ABP labeling of the malarial M1 metallo-aminopeptidase in cell lysates. (a) P. falciparum cells (in buffer A) were freeze/thawed 3× on dry ice. Cell debris was removed by centrifugation, and the lysate was retained for labeling. MH01 was incubated with parasite lysate for 1 h and then UV crosslinked for 1 h. In one reaction, 100 μM unbiotinylated bestatin was preincubated with the lysate prior to probe addition. Labeled protein was visualized via a western blot for biotin. (b) The same blot was then stripped and reprobed using anti-YFP.
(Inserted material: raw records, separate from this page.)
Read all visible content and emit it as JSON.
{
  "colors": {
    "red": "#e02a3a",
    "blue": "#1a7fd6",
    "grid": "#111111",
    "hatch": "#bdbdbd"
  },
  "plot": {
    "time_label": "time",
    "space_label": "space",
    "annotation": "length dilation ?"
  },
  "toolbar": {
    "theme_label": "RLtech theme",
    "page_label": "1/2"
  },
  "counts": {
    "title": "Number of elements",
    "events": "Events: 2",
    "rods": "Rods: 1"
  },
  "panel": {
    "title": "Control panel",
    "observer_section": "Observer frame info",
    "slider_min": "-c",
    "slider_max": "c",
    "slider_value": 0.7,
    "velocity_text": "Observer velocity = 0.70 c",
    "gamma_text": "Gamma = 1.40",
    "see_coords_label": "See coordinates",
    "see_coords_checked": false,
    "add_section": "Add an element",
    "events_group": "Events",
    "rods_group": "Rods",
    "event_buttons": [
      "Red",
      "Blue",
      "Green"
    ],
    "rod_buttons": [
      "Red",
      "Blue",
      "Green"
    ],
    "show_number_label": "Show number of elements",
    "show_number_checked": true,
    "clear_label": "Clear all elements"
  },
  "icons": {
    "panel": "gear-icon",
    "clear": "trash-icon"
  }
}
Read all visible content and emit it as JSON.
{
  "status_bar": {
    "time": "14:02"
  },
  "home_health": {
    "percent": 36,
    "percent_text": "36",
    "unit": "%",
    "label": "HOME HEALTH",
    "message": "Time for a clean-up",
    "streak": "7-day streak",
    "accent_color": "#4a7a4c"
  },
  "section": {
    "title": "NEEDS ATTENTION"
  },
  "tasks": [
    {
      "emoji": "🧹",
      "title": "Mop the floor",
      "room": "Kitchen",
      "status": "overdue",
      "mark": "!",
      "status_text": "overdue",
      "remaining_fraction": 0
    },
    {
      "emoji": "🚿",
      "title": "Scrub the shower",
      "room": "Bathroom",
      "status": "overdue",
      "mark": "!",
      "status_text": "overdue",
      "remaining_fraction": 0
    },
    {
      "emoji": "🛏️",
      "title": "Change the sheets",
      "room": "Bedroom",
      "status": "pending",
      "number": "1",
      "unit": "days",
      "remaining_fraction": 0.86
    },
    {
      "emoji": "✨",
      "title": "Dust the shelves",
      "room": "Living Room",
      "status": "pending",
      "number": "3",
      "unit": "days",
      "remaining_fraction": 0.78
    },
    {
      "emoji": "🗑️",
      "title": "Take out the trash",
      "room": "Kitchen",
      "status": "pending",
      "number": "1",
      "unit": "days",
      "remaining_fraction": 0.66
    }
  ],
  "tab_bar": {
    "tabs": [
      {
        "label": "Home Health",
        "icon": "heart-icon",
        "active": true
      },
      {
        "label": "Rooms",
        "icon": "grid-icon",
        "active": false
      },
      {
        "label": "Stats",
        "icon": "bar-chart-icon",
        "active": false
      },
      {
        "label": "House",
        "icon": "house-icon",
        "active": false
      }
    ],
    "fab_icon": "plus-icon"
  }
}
In conclusion, we have developed a novel activity-based probe class, with specificity for MAPs, based on the bestatin inhibitor scaffold. The use of a biotin, fluorophore, or alkyne moiety did not alter the activity-dependent labeling profile for the scaffold and, thus, the suite of ABPs presented in this manuscript should allow for a variety of labeling methodologies. We therefore believe that this ABP may prove to be a valuable tool for future characterization of MAP activity in a wide variety of biological systems. We are now currently pursuing the expansion and application of these probes for use against the malarial parasite.